Perhaps the most well known of Tim's embellishments on factuality, was the one about how he was descended from John Wesley Hardin, the wild west "friend to the poor," celebrated in Bob Dylan's song of nearly the same name, "John Wesley Harding" In fact, Tim was no more related to Robin Hood figure Hardin than the man in the moon.

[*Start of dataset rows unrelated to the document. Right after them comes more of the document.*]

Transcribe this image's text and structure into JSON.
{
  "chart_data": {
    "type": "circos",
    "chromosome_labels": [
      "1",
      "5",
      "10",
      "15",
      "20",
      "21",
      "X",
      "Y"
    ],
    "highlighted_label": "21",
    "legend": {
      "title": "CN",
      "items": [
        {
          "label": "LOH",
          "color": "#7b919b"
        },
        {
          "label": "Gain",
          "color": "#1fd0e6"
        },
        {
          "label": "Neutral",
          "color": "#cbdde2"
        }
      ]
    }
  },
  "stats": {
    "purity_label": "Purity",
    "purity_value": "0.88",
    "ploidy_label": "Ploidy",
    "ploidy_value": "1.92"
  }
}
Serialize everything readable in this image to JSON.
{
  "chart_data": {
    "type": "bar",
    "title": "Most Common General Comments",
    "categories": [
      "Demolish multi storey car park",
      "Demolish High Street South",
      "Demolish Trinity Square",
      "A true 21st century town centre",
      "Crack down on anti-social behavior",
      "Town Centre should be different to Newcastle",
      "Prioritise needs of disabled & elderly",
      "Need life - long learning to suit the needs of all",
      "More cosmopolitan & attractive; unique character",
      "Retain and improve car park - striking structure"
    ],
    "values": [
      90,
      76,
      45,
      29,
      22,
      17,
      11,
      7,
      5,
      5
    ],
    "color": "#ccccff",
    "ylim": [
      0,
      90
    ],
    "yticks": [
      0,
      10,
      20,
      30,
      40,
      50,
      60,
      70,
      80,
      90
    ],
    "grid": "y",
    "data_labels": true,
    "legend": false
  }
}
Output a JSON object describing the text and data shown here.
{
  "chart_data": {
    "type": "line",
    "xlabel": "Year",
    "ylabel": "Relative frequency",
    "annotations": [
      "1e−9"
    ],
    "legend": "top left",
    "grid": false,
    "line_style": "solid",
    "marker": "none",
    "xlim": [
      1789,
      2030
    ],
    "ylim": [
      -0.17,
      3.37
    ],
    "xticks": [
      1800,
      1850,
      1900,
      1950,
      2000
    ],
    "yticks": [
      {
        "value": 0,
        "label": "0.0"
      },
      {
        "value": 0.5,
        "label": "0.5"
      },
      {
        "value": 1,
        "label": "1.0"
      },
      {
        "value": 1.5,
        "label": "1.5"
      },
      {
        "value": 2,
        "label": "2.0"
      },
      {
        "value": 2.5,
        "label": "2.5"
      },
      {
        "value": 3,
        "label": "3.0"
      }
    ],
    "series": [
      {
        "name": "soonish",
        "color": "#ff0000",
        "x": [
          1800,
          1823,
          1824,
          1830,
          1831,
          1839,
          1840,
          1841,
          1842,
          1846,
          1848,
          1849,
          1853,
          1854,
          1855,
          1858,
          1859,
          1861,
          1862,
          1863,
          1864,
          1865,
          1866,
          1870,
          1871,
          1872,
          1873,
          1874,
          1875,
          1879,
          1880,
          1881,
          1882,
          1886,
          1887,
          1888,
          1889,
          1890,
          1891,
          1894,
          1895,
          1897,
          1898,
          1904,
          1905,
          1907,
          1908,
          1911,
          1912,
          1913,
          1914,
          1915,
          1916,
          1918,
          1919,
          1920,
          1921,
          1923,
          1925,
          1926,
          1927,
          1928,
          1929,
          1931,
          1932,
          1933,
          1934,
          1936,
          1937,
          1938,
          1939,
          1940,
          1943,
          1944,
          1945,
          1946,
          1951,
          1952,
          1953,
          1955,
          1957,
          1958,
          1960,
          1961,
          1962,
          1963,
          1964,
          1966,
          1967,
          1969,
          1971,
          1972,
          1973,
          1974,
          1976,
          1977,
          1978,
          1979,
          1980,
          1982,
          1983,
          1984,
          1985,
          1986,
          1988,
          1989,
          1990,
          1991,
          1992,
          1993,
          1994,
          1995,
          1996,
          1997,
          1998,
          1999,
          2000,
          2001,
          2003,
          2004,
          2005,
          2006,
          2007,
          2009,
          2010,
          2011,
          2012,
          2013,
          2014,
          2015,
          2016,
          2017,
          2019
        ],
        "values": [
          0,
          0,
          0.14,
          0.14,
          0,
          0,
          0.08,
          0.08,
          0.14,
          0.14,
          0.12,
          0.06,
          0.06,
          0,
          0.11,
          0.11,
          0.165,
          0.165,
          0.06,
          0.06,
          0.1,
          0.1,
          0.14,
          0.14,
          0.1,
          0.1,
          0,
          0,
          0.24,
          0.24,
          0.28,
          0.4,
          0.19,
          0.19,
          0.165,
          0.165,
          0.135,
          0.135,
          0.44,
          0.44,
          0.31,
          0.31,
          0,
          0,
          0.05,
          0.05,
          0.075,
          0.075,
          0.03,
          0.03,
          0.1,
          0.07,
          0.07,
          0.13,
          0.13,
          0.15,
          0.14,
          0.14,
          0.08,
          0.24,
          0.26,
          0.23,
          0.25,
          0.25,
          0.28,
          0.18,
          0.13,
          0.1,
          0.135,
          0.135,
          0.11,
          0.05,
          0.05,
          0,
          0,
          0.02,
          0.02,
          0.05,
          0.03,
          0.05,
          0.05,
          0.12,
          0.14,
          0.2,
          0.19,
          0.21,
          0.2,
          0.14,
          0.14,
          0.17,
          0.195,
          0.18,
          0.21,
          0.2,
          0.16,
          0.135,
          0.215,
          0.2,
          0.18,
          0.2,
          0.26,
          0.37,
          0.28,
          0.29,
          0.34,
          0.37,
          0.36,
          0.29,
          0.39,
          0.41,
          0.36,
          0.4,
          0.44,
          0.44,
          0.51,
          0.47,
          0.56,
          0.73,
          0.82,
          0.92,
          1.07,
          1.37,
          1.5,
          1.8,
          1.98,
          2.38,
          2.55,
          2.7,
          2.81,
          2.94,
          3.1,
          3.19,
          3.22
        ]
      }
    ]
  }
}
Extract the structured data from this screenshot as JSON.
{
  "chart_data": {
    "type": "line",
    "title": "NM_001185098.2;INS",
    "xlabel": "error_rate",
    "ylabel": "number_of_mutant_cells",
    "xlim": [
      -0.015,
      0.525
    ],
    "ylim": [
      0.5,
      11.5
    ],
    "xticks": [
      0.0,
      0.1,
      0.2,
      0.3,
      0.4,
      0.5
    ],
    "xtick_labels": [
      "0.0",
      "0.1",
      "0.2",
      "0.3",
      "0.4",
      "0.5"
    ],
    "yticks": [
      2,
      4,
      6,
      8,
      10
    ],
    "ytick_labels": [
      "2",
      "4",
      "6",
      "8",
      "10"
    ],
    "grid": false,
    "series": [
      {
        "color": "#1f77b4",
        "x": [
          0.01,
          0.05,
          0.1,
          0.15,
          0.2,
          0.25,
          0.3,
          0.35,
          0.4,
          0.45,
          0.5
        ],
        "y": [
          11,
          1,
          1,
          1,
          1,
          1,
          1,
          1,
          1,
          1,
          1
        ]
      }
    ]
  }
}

He oft-averred that he was a "better singer than Ray Charles," and that Brother Ray himself had told him so. More mythomania? Tim once asked me, before he had even gone into a recording studio for the first time, who I thought was a good jazz singer. "Mel Torme," I rather unimaginatively replied, at which point Tim became positively apoplectic; "Mel Torme is not a jazz singer, I am a jazz singer." No question about it, for whatever reason, Tim HATED being called a "folk singer." Blues singer. . .maybe. Today he is still stocked in CD bins as a "folk" artist. In keeping with Tim's wishes, I prefer to remember him as a jazz artist. A perusal of the credits on nearly all of his albums, consisting of a great number of solid jazz musicians ---Joe Zawinul, Warren Bernhardt, Mike Manieri, Gary Burton et al---would lead one to the conclusion that if Tim's albums weren't the real thing, they were as they saying goes, Close Enough for Jazz.

3 comments:

Anonymous said...

I met Tim in 1969, backstage in his dressing room after a one night gig in a bar. His performance, on piano and guitar with just a drummer backing him up, was very powerful. When I went backstage, I found him alone with his face completely buried in his hands. He jolted up and welcomed me, and was very pleased to hear some compliments. The next day I was walking through town, and Tim came running up to me. He said he had spotted me and ran a few blocks to catch up to me. He said he really liked my hat (he wore one like it on his next album). I thought it was strange that a big star like Tim seemed so desperate for some contact that he ran blocks to catch up to a young (18)guy like me. Several years later, I received a strange letter from Tim, scrawled around the margins of pages torn from a Motor Trend magazine on an airplane. He had met a friend of mine in the airport who told him about my encounter with him, and Tim remembered it and got my address from her and wrote me the letter on whatever was available. Tim was a genius as a singer and songwriter. He considered himself a jazz musician more than a folk singer.

A very nice post, Bill.

Kevin

Anonymous said...

P.S. You got the song titles reversed. Dylan's song was John Wesley Harding, not Hardin. Dylan added the G to the real character's name Hardin, because he thought it worked better in the singing.

Unknown said...

Tim's music eclipses all else said about him. I lived in Woodstock last decade and Tim is still listened to and thought of very highly as a tortured but wonderful artist. In a way he was the Van Gogh of transcendant music around Woodstock and the NY city area back then.